The commission meets several times in secret. The commission then forwards two names to the prime minister, who chooses one of them, or (exceptionally) requests additional names from the commission. In recent memory, the only prime minister who has not accepted the commission's preferred candidate was Margaret Thatcher, who opposed Jim Thompson’s nomination as Bishop of Birmingham, due to his (perceived) liberal and left-leaning views. Since 2007 the convention has been that the prime minister will choose the first-named recommendation. If the chosen individual accepts the office, the prime minister advises the Sovereign, who then formally nominates the prime minister's choice. The sovereign issues a congé d'élire, a licence permitting the College of Canons of the diocese to meet to elect the new bishop, and with it, a Letter Missive informing them of who they are to elect. Thereafter, the canons meets to 'elect' the new bishop.

Following the election, the new bishop must be confirmed in office (called the "confirmation of election"). A provincial ceremony takes place where the bishop-elect swears an oath. During the ceremony, the appropriate archbishop confers the spiritualities of the see on the bishop-elect, who then takes office (i.e. it is the confirmation by which the person legally takes up the See and become bishop, and thereby vacates their previous ecclesiastical office). At a later point, the monarch confers the temporalities of the see, which formerly included vast church estates and the bishop's residence, but which have now become more limited. If the bishop has never previously received consecration as a bishop, they must be consecrated; both the confirmation of election and episcopal consecration (if any) generally take place to suit the archbishop's convenience and always on a Principal Feast or Festival of the Church year. Episcopal consecrations normally happen in York Minster for a bishop of the northern province, or, for a bishop of the southern province, in Canterbury Cathedral or one of the great churches or cathedrals in London (such as St Paul's or Southwark Cathedral), or Westminster Abbey.

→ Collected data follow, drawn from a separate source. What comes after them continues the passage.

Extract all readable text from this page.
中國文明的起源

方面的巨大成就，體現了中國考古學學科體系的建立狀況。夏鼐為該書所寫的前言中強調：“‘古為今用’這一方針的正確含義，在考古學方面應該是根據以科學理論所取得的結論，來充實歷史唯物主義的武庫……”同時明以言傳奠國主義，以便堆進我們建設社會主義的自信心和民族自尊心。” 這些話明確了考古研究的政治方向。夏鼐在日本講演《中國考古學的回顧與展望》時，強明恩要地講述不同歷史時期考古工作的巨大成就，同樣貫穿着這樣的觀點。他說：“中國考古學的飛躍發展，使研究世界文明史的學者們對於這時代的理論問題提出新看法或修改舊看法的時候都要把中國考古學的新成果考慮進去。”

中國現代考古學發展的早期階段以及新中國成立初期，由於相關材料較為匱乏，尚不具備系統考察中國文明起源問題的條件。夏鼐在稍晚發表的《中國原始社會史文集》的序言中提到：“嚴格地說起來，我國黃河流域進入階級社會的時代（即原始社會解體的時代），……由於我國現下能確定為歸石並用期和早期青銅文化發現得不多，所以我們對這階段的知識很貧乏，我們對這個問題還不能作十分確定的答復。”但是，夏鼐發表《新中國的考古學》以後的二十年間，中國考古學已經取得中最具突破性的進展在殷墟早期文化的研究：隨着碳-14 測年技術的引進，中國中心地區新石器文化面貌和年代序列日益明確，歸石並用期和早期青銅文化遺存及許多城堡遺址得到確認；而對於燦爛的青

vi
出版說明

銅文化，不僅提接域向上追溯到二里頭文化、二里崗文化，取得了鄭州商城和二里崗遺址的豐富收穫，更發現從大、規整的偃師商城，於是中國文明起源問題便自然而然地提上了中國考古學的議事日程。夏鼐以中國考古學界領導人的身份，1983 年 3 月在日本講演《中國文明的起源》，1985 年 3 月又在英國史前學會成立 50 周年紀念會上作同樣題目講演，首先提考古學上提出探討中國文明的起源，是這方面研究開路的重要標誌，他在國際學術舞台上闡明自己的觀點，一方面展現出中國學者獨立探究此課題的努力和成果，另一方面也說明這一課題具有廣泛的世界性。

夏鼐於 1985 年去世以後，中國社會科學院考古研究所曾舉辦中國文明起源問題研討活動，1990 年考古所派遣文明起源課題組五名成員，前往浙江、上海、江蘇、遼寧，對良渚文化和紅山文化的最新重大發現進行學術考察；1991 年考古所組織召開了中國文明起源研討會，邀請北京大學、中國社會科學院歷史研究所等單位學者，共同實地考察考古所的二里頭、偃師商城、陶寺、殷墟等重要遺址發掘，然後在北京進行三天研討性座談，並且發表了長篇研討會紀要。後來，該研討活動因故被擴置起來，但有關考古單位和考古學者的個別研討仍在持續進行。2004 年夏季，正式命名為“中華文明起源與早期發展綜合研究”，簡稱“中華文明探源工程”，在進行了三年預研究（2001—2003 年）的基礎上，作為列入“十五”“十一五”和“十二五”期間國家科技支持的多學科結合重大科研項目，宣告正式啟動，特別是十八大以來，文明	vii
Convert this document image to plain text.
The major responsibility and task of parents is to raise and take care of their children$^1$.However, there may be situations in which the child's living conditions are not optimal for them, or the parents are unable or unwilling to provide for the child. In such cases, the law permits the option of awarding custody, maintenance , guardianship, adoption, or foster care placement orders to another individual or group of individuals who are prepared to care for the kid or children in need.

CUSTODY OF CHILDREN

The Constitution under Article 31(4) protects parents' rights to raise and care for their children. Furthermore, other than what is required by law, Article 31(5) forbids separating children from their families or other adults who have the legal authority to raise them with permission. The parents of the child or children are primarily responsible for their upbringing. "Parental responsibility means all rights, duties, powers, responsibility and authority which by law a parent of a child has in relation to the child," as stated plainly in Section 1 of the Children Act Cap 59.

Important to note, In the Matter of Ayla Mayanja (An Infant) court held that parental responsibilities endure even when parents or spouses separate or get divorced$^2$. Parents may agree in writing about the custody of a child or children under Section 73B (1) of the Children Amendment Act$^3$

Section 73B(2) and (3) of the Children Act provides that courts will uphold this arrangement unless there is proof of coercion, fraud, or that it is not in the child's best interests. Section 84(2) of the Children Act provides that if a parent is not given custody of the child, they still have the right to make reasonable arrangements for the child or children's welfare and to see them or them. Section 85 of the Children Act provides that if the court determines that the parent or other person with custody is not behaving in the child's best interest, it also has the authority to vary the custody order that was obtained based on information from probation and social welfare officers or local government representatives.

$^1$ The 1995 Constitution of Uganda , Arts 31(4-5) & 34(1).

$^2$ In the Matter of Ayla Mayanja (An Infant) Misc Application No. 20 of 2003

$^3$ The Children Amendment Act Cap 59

Finally, a symbolic ceremony of installation or enthronement takes place in the bishop's new cathedral, during which they are welcomed by their new diocese and first sits in their cathedra.

===Roman Catholic prime ministers===
The Roman Catholic Relief Act 1829 provides that "any person professing the Roman Catholic religion" may not "directly or indirectly to advise his Majesty ... touching or concerning the appointment to or disposal of any office or preferment in the Church of England, or in the Church of Scotland". This means that where the prime minister is a Roman Catholic (such as Andy Burnham, prime minister since July 2026), they cannot advise the Sovereign on the appointment of a bishop, and instead those functions must be carried out by someone else. Burnham delegated his authority in this regard to the Lord Chancellor and, in September 2026, indicated the Government's intention to legislate to remove the impediment on Roman Catholics and Jews from advising on appointments.
==Future possibilities==

In July 2007, shortly after taking office as Prime Minister, Gordon Brown released a green paper outlining several proposed reforms of the Prime Minister's ability to exercise traditional Royal Prerogative powers. Among these were several which could affect Church of England appointments, including those of diocesan bishops. The proposed scheme would see (in future) a single name emerge from the Crown Nominations Commission, rather than two, which the prime minister would simply pass along to the king. Furthermore, the role of the prime minister's appointments secretary would be reduced or even eliminated. It was agreed that from 2007 the first-named candidate would be selected by the prime minister, unless a change in circumstances meant that candidate could no longer accept the post.

In 2025, the Crown Nominations Commission votes on a name; if two-thirds of the commission agrees, the name is sent to the prime minister, who submits it to the king for approval.